= R. C. Buckner =

American Baptist minister

Robert Cooke Buckner (1833–1919) was an American Baptist minister and founder of the Buckner Baptist Children's Home.

==Biography==
Buckner was born on January 3, 1833, in Madisonville, Tennessee to Daniel and Mary (Hampton) Buckner. He attended Somerset Seminary in Cleveland, Tennessee, and Georgetown College in Kentucky. Ordained at seventeen, he served as a pastor in Albany, Owensboro, and Salvisa, Kentucky, before relocating to Paris, Texas, in 1859.

In Texas, Buckner served as pastor of the Paris Baptist Church for fourteen years. He also founded a newspaper, the Religious Messenger, later renamed Texas Baptist (and subsequently Texas Baptist and Herald), which he edited until 1883.
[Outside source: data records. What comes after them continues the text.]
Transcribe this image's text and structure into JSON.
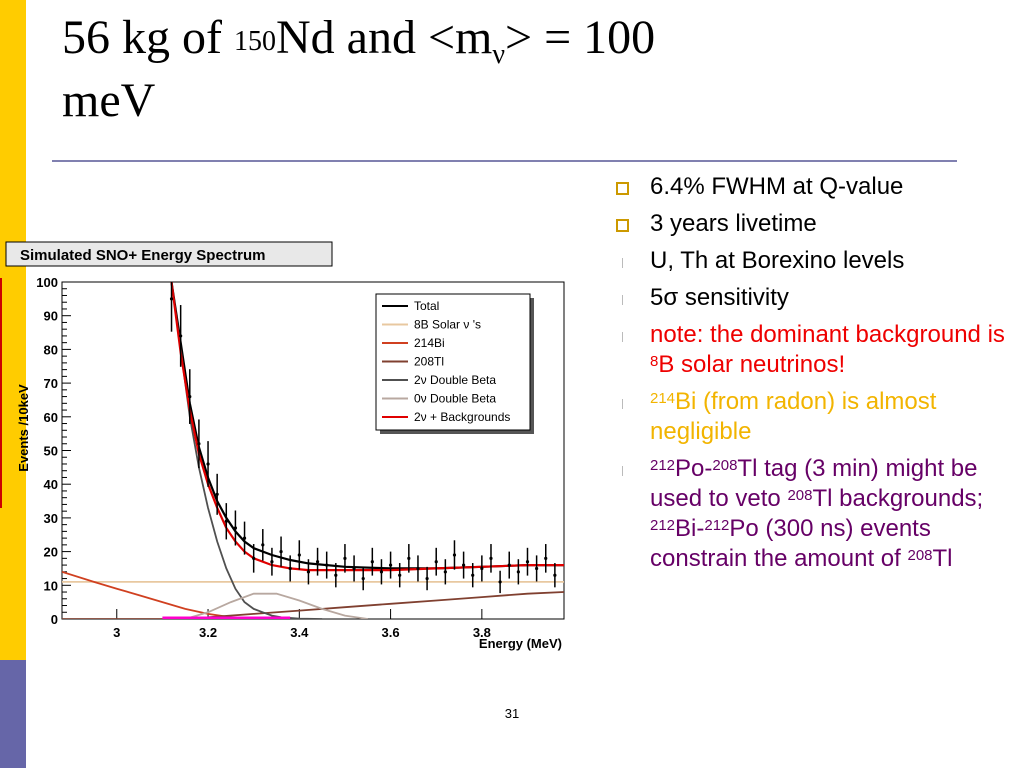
{
  "title": {
    "part1": "56 kg of ",
    "sup_150": "150",
    "part2": "Nd and <m",
    "sub_nu": "ν",
    "part3": "> = 100",
    "line2": "meV"
  },
  "bullets": [
    {
      "marker": "square",
      "color": "black",
      "segments": [
        {
          "text": "6.4% FWHM at Q-value"
        }
      ]
    },
    {
      "marker": "square",
      "color": "black",
      "segments": [
        {
          "text": "3 years livetime"
        }
      ]
    },
    {
      "marker": "thin",
      "color": "black",
      "segments": [
        {
          "text": "U, Th at Borexino levels"
        }
      ]
    },
    {
      "marker": "thin",
      "color": "black",
      "segments": [
        {
          "text": "5σ sensitivity"
        }
      ]
    },
    {
      "marker": "thin",
      "color": "red",
      "segments": [
        {
          "text": "note: the dominant background is "
        },
        {
          "sup": "8"
        },
        {
          "text": "B solar neutrinos!"
        }
      ]
    },
    {
      "marker": "thin",
      "color": "yellow",
      "segments": [
        {
          "sup": "214"
        },
        {
          "text": "Bi (from radon) is almost negligible"
        }
      ]
    },
    {
      "marker": "thin",
      "color": "purple",
      "segments": [
        {
          "sup": "212"
        },
        {
          "text": "Po-"
        },
        {
          "sup": "208"
        },
        {
          "text": "Tl tag (3 min) might be used to veto "
        },
        {
          "sup": "208"
        },
        {
          "text": "Tl backgrounds; "
        },
        {
          "sup": "212"
        },
        {
          "text": "Bi-"
        },
        {
          "sup": "212"
        },
        {
          "text": "Po (300 ns) events constrain the amount of "
        },
        {
          "sup": "208"
        },
        {
          "text": "Tl"
        }
      ]
    }
  ],
  "slide_number": "31",
  "colors": {
    "gold_bar": "#ffcc00",
    "purple_bar": "#6666a8",
    "marker": "#cc9900",
    "red_text": "#ee0000",
    "yellow_text": "#f2b400",
    "purple_text": "#660066"
  },
  "chart_data": {
    "type": "line",
    "title": "Simulated SNO+ Energy Spectrum",
    "xlabel": "Energy (MeV)",
    "ylabel": "Events /10keV",
    "xlim": [
      2.88,
      3.98
    ],
    "ylim": [
      0,
      100
    ],
    "x_ticks": [
      "3",
      "3.2",
      "3.4",
      "3.6",
      "3.8"
    ],
    "y_ticks": [
      "0",
      "10",
      "20",
      "30",
      "40",
      "50",
      "60",
      "70",
      "80",
      "90",
      "100"
    ],
    "grid": false,
    "legend_position": "top-right",
    "series": [
      {
        "name": "Total",
        "color": "#000000",
        "x": [
          3.12,
          3.14,
          3.16,
          3.18,
          3.2,
          3.22,
          3.24,
          3.26,
          3.28,
          3.3,
          3.34,
          3.38,
          3.42,
          3.5,
          3.6,
          3.7,
          3.8,
          3.9,
          3.98
        ],
        "y": [
          100,
          82,
          64,
          51,
          42,
          35,
          30,
          26,
          23,
          21,
          19,
          17.5,
          16.5,
          15.5,
          15,
          15,
          15.5,
          16,
          16
        ]
      },
      {
        "name": "8B Solar ν 's",
        "color": "#e8c8a0",
        "x": [
          2.88,
          3.2,
          3.6,
          3.98
        ],
        "y": [
          11,
          11,
          11,
          11
        ]
      },
      {
        "name": "214Bi",
        "color": "#d04020",
        "x": [
          2.88,
          2.95,
          3.0,
          3.05,
          3.1,
          3.15,
          3.2,
          3.25,
          3.3
        ],
        "y": [
          14,
          11,
          9,
          7,
          5,
          3,
          1.5,
          0.5,
          0
        ]
      },
      {
        "name": "208Tl",
        "color": "#804030",
        "x": [
          2.88,
          3.1,
          3.2,
          3.3,
          3.4,
          3.5,
          3.6,
          3.7,
          3.8,
          3.9,
          3.98
        ],
        "y": [
          0,
          0,
          0.5,
          1.5,
          2.5,
          3.5,
          4.5,
          5.5,
          6.5,
          7.5,
          8
        ]
      },
      {
        "name": "2ν Double Beta",
        "color": "#505050",
        "x": [
          3.12,
          3.14,
          3.16,
          3.18,
          3.2,
          3.22,
          3.24,
          3.26,
          3.28,
          3.3,
          3.32,
          3.34,
          3.36,
          3.4,
          3.45
        ],
        "y": [
          100,
          80,
          60,
          45,
          33,
          23,
          15,
          9,
          5,
          3,
          2,
          1,
          0.5,
          0.1,
          0
        ]
      },
      {
        "name": "0ν Double Beta",
        "color": "#b8a8a0",
        "x": [
          3.15,
          3.2,
          3.25,
          3.3,
          3.35,
          3.4,
          3.45,
          3.5,
          3.55
        ],
        "y": [
          0,
          2,
          5,
          7.5,
          7.5,
          5.5,
          3,
          1,
          0
        ]
      },
      {
        "name": "2ν + Backgrounds",
        "color": "#e00000",
        "x": [
          3.12,
          3.14,
          3.16,
          3.18,
          3.2,
          3.22,
          3.24,
          3.26,
          3.28,
          3.3,
          3.34,
          3.38,
          3.42,
          3.5,
          3.6,
          3.7,
          3.8,
          3.9,
          3.98
        ],
        "y": [
          100,
          79,
          62,
          49,
          40,
          33,
          27,
          23,
          20,
          18,
          16,
          15,
          14.5,
          14.5,
          14.5,
          15,
          15.5,
          16,
          16
        ]
      }
    ],
    "data_points": {
      "x": [
        3.12,
        3.14,
        3.16,
        3.18,
        3.2,
        3.22,
        3.24,
        3.26,
        3.28,
        3.3,
        3.32,
        3.34,
        3.36,
        3.38,
        3.4,
        3.42,
        3.44,
        3.46,
        3.48,
        3.5,
        3.52,
        3.54,
        3.56,
        3.58,
        3.6,
        3.62,
        3.64,
        3.66,
        3.68,
        3.7,
        3.72,
        3.74,
        3.76,
        3.78,
        3.8,
        3.82,
        3.84,
        3.86,
        3.88,
        3.9,
        3.92,
        3.94,
        3.96
      ],
      "y": [
        95,
        84,
        66,
        52,
        46,
        37,
        29,
        27,
        24,
        18,
        22,
        17,
        20,
        15,
        19,
        14,
        17,
        16,
        13,
        18,
        15,
        12,
        17,
        14,
        16,
        13,
        18,
        15,
        12,
        17,
        14,
        19,
        16,
        13,
        15,
        18,
        11,
        16,
        14,
        17,
        15,
        18,
        13
      ]
    },
    "magenta_marker": {
      "x_start": 3.1,
      "x_end": 3.38,
      "y": 0
    }
  }
}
In 1875, Buckner moved to Dallas to establish a Baptist orphanage. He authored the charter for the Buckner Orphans Home, which opened in 1879 with three children. He managed this home until his death in 1919, by which time it had housed approximately 12,000 children.
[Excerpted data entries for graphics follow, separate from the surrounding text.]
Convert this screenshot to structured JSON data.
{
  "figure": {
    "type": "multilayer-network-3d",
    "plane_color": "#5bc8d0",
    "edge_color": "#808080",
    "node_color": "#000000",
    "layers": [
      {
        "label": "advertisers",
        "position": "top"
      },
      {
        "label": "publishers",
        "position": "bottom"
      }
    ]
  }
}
Buckner was among the founders of the Dickson Colored Orphanage in Gilmer, Upshur County, in 1900, serving as its board president until 1905 and remaining a board member afterwards. His administrative roles extended to serving as president of the Baptist General Association of Texas for twenty years and contributing to the establishment of Texas Baptist Memorial Sanitarium (now Baylor University Medical Center), where he was board president from 1904 to 1907. He also held a trustee position at Baylor University and was involved with the National Prison Congress and the national Convention for Charities and Corrections.

Buckner, a Mason and member of Hella Temple of the Shrine, died in Dallas on April 9, 1919, and was buried at Grove Hill Cemetery.

==Legacy==
R.C. Buckner Founder's Day Award is named after him.